Hello everyone. This is Refried. It is 10:34. I just took my medicine and some cookies. I should eat more food with it, maybe some cereal. Ok I just ate some cereal and I think that does it.
Today I forgot to text my girlfriend about mothers day. I was going to and picked up my phone and I think I said do you like me. Instead of saying how do you feel today.
So I hope she is okay.
Then I texted her tonight and she seemed a little bit mad and sent me a message that I did not totally understand. But I think it is okay.
So anyway I had a weird evening. I think my mood dropped a little because facebook weirdly cut my numbers on one of my ads and I don't know why.
Then I reported animal abuse from a photo that was kind of funny so I let facebook decide.
I want to tell my facebook friends that my pages are okay now but today was weirdly mother's day so just not a day that I wanted to post. I actually thought about thanking my mom this year which is a lot of progress. I hope tomorrow goes well. I feel some angst because of my medicine and I think it might not be that easy to travel. I might take my headphones but I might not. Maybe the headphones and computer.
Some people are helping me with secret messages. Thanks everyone.
I don't know if I will fall asleep fast if I try to go to sleep soon. This is the earliest I have taken my medicine in about 8 months.
But it is not that early, 10:30. And let's see, I usually go to sleep at midnight. So maybe stay up a while.
I should not boost any posts because I do not have the budget for it.
My travel budget is cut close because I bought my girflriend a brick in our church's building fund.
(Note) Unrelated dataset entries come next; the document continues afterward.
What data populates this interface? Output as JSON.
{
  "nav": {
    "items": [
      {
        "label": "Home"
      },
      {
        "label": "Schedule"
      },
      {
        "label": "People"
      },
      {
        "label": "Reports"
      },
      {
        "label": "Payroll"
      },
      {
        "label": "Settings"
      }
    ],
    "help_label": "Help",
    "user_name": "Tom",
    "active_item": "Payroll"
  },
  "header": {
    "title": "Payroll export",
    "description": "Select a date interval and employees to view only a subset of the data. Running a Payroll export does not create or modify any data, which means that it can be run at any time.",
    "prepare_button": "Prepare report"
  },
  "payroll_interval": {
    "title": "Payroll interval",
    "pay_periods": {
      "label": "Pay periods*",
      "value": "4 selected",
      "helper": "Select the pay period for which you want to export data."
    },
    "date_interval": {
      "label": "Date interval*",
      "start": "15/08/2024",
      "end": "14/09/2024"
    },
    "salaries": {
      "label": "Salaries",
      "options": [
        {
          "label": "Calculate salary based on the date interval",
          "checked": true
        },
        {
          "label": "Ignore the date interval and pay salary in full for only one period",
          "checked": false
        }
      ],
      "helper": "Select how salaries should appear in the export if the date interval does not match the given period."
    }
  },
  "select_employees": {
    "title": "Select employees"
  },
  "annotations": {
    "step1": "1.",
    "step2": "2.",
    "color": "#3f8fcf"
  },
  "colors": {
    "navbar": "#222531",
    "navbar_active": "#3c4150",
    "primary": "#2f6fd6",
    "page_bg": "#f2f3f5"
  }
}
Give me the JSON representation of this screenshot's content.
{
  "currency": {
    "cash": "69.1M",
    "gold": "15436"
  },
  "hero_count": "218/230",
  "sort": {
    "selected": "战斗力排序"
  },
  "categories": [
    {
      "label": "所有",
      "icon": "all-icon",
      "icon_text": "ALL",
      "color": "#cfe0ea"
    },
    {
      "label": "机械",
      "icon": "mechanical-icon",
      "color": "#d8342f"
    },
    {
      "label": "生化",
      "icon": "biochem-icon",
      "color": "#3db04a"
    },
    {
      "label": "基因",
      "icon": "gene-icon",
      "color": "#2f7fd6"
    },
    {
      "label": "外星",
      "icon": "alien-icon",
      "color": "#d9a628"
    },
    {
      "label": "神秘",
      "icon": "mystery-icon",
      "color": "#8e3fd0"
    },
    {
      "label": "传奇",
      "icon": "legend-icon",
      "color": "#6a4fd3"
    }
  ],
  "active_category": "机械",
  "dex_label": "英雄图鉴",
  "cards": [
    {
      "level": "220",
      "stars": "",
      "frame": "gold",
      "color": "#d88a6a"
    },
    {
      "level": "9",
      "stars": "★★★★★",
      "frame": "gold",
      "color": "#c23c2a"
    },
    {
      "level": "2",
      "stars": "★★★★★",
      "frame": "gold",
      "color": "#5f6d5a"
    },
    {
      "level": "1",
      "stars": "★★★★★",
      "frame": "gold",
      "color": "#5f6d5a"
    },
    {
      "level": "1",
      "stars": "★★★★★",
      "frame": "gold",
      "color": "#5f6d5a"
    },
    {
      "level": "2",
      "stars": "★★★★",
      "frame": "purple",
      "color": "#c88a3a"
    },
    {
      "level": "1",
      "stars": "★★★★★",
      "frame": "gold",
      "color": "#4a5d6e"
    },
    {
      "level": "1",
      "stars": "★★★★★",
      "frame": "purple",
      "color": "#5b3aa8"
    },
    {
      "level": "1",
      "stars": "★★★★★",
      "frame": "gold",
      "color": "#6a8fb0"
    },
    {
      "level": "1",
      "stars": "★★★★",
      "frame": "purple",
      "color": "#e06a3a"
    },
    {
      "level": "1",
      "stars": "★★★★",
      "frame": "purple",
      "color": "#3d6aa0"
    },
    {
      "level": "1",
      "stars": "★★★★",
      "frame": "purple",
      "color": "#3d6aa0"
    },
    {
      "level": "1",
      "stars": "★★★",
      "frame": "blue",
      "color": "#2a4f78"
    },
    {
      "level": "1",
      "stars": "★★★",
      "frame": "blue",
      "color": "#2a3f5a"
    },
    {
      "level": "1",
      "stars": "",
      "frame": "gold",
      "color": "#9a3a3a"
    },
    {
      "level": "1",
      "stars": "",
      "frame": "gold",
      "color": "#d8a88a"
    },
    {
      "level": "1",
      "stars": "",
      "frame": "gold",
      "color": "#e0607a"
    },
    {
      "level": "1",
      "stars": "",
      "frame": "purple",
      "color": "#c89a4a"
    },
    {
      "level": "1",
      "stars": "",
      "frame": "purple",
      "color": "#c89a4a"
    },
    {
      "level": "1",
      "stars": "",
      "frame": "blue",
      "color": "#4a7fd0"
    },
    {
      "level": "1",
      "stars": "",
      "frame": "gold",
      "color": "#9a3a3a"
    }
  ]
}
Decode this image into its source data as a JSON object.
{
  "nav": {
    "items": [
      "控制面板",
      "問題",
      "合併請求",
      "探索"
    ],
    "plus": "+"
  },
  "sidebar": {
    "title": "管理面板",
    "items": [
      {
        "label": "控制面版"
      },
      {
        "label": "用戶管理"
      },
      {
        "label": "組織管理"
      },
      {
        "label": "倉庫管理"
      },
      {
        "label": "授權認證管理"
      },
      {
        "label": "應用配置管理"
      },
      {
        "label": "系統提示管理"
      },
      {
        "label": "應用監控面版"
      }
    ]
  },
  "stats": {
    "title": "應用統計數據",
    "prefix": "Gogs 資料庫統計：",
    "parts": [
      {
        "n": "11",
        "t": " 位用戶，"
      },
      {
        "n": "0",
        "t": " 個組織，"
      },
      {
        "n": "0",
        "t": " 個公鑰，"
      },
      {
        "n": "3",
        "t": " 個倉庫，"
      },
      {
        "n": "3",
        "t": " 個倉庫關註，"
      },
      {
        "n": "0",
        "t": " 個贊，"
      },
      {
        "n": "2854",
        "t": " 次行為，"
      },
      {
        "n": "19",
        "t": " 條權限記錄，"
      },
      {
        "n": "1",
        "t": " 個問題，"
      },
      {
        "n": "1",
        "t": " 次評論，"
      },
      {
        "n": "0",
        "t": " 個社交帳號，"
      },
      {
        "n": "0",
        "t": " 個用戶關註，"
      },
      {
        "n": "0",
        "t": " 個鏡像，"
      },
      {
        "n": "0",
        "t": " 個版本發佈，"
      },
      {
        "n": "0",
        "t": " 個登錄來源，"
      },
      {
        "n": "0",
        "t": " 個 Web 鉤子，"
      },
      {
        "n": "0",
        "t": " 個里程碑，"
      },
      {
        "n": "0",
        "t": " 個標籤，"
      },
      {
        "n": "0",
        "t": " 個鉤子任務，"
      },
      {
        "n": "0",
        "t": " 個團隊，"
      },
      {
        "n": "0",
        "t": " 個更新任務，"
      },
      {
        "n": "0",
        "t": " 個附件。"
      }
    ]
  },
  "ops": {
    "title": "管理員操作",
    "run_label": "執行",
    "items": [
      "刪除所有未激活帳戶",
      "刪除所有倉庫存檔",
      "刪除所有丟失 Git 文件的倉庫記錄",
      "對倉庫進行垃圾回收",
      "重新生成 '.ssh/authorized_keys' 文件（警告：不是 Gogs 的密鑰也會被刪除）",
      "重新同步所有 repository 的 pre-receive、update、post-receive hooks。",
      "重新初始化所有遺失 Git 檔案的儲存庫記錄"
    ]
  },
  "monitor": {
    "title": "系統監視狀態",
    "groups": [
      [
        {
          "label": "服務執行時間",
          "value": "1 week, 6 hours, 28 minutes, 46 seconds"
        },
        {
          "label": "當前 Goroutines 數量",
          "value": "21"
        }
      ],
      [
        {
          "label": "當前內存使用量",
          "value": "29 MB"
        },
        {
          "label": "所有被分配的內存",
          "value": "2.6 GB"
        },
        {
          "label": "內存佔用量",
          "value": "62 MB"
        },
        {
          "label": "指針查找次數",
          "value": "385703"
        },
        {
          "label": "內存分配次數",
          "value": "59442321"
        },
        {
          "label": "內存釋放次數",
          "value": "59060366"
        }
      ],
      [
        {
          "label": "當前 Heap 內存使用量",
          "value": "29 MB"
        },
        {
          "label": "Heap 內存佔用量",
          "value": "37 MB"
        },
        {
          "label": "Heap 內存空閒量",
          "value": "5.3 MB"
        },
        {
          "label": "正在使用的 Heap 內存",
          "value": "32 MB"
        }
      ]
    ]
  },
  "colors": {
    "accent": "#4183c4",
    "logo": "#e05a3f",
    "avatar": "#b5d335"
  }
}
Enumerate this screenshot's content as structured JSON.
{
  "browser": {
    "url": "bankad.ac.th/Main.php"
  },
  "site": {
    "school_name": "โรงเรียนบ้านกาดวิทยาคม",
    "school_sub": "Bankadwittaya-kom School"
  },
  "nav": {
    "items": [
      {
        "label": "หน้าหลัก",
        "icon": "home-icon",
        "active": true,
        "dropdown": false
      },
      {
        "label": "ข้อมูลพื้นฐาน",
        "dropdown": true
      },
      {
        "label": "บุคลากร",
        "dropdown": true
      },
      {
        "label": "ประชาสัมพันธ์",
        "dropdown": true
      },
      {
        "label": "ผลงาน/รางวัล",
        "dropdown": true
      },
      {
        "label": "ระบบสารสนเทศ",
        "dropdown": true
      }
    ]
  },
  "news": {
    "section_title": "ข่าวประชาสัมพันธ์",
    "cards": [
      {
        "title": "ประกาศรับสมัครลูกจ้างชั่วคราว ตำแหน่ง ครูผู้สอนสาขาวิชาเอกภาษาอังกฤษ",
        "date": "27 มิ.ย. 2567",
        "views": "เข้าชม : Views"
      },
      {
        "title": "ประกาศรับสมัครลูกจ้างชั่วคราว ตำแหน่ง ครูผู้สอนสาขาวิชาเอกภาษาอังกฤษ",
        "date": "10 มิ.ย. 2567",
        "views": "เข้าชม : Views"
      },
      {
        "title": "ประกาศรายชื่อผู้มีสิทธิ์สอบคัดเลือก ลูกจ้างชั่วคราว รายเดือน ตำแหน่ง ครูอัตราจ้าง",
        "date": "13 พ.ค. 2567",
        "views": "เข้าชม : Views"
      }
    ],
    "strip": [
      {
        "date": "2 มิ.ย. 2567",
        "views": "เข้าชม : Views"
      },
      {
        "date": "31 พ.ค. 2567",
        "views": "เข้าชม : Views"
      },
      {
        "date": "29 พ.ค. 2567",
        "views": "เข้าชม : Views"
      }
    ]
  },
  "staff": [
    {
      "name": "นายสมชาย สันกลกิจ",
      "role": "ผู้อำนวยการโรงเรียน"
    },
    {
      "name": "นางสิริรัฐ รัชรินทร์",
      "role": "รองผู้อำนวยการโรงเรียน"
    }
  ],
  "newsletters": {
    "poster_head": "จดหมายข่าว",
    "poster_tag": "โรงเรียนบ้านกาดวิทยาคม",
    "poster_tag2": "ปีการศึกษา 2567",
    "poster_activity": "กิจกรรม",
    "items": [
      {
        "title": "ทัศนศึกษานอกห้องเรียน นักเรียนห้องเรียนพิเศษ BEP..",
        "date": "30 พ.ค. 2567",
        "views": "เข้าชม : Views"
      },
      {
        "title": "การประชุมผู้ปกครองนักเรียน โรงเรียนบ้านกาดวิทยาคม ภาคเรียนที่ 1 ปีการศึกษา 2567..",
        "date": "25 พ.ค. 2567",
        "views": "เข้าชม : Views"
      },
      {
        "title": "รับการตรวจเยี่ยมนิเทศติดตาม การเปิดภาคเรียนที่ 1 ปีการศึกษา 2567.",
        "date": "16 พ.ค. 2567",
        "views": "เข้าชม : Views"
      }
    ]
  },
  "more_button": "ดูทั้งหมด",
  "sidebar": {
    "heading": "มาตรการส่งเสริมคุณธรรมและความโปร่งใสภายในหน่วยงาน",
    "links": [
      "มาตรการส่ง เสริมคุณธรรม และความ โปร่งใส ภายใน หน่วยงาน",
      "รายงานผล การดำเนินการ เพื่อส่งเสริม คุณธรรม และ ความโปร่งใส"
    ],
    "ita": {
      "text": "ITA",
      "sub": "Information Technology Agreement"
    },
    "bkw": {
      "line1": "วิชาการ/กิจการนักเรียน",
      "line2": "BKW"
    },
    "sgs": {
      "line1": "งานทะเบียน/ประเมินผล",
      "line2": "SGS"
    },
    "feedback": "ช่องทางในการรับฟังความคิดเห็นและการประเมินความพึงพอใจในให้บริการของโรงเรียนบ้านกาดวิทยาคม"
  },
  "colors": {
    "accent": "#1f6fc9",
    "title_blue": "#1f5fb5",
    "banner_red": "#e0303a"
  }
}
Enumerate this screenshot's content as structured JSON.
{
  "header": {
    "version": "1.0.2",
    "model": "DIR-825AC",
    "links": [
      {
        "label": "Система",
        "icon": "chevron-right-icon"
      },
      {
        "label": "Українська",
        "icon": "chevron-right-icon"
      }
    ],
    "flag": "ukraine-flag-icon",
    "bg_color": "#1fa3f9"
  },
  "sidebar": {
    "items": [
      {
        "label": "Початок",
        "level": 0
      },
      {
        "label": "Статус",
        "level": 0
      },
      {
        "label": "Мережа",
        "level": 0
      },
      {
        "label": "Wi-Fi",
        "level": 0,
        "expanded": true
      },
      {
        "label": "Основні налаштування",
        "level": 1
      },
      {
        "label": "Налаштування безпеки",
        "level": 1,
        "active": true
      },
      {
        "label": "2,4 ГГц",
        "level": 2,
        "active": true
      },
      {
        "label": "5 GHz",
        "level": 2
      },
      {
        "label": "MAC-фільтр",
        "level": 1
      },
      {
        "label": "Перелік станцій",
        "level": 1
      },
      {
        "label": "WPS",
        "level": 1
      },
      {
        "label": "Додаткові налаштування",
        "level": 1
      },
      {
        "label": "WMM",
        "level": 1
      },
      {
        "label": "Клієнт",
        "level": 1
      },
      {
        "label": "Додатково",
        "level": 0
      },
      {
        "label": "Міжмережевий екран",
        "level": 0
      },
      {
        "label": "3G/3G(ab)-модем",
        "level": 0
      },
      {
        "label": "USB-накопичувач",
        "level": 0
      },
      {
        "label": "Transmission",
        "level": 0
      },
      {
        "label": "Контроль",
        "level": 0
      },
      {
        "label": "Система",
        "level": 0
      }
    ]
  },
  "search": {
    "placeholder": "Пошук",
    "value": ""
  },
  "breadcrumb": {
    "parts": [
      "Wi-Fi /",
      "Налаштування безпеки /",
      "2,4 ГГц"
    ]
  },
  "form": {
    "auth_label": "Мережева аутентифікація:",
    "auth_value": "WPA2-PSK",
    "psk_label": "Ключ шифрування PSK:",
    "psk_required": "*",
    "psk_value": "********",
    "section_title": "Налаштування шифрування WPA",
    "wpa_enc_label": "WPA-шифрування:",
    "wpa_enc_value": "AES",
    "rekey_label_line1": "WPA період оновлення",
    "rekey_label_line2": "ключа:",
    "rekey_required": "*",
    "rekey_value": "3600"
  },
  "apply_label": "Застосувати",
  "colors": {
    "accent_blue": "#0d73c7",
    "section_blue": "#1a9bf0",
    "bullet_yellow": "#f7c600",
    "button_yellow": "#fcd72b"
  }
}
It says her name. I wondered if it should say I love you Ravneet but I just made it be her name in case it is a delusion.
She likes me though I am sure of it but I hope she will be in person soon. This summer I will mostly be walking to the hospital and back. So I will get back to 186 and feel better about myself. I feel really bad about myself and I don't think that is good mental health status but some people are not bullies.
Anyway I googled religious delusions tonight and it is an issue for me but not as bad as it could be. I personally think it would be good to get group therapy for it. But I have individual therapy and a mental health program. But I miss going to the Lieber Clinic.
Are my books going to sell? I think that is mean to make them not sell. I guess I should do a video again soon. I hope Ravneet is okay with my recent facebooking. This was quite a crisis to be scammed and hacked but I think it is going to be okay. Wow that was rough though.